The ISAAA said the size of land planted to biotech crops globally continued to grow throughout the 19 years since the first commercial planting in 1996 in the United States.

According to the group, the Philippines kept the 12th rank among the 28 countries that have so far adopted GM crops.

As of the end of 2014, there were 73.1 million hectares planted to GM crops in the US. In the Philippines, 800,000 hectares are planted to biotech corn.
This makes the Philippines part of the list of 19 “mega-countries” or those with more than 50,000 hectares devoted to biotech crops.
Adoption traversed different levels of economic development as Bangladesh last year became the 28th country to encourage commercial cultivation.

Bangladesh, one of the poorest countries in the world, makes the 20th developing country to go into GMOs. Authorities in the South Asian country approved in 2013 the commercialization of the world’s first biotech eggplant.

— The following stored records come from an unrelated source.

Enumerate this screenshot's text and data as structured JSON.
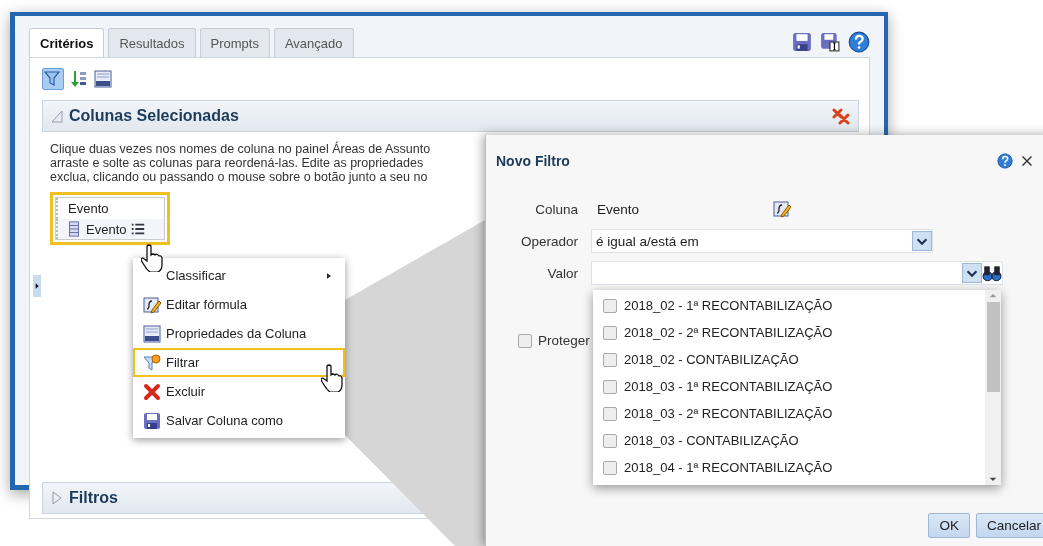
{
  "main_window": {
    "tabs": [
      {
        "label": "Critérios",
        "selected": true
      },
      {
        "label": "Resultados",
        "selected": false
      },
      {
        "label": "Prompts",
        "selected": false
      },
      {
        "label": "Avançado",
        "selected": false
      }
    ],
    "toolbar_buttons": [
      {
        "selected": true
      },
      {
        "selected": false
      },
      {
        "selected": false
      }
    ],
    "panels": [
      {
        "title": "Colunas Selecionadas",
        "expanded": true,
        "description_lines": [
          "Clique duas vezes nos nomes de coluna no painel Áreas de Assunto",
          "arraste e solte as colunas para reordená-las. Edite as propriedades",
          "exclua, clicando ou passando o mouse sobre o botão junto a seu no"
        ],
        "column": {
          "heading": "Evento",
          "name": "Evento"
        }
      },
      {
        "title": "Filtros",
        "expanded": false
      }
    ]
  },
  "context_menu": {
    "items": [
      {
        "label": "Classificar",
        "submenu": true,
        "selected": false
      },
      {
        "label": "Editar fórmula",
        "submenu": false,
        "selected": false
      },
      {
        "label": "Propriedades da Coluna",
        "submenu": false,
        "selected": false
      },
      {
        "label": "Filtrar",
        "submenu": false,
        "selected": true
      },
      {
        "label": "Excluir",
        "submenu": false,
        "selected": false
      },
      {
        "label": "Salvar Coluna como",
        "submenu": false,
        "selected": false
      }
    ]
  },
  "dialog": {
    "title": "Novo Filtro",
    "fields": [
      {
        "label": "Coluna",
        "kind": "text",
        "value": "Evento"
      },
      {
        "label": "Operador",
        "kind": "select",
        "value": "é igual a/está em"
      },
      {
        "label": "Valor",
        "kind": "combo"
      }
    ],
    "options": [
      {
        "label": "2018_02 - 1ª RECONTABILIZAÇÃO",
        "checked": false
      },
      {
        "label": "2018_02 - 2ª RECONTABILIZAÇÃO",
        "checked": false
      },
      {
        "label": "2018_02 - CONTABILIZAÇÃO",
        "checked": false
      },
      {
        "label": "2018_03 - 1ª RECONTABILIZAÇÃO",
        "checked": false
      },
      {
        "label": "2018_03 - 2ª RECONTABILIZAÇÃO",
        "checked": false
      },
      {
        "label": "2018_03 - CONTABILIZAÇÃO",
        "checked": false
      },
      {
        "label": "2018_04 - 1ª RECONTABILIZAÇÃO",
        "checked": false
      }
    ],
    "protect": {
      "label": "Proteger",
      "checked": false
    },
    "buttons": [
      "OK",
      "Cancelar"
    ]
  }
}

Earlier, ISAAA noted that this development in Bangladesh broke the impasse of the approval process to commercialize biotech eggplant in India as well as the Philippines, where a case is pending in the Supreme Court.

In Bangladesh, biotech proponents are also pursuing approval of GM potato and the so-called Golden Rice, which is expected to help address death and blindness among malnourished children.

Scientists continue to hope that regulators in the Philippines will approve commercialization of the Vitamin A-enriched grain by 2016, but the ISAAA said Bangladesh has also assigned high priority to the product.

In Southeast Asia, the only other country that allows biotech crops is Myanmar, with 300,000 hectares planted to GM cotton.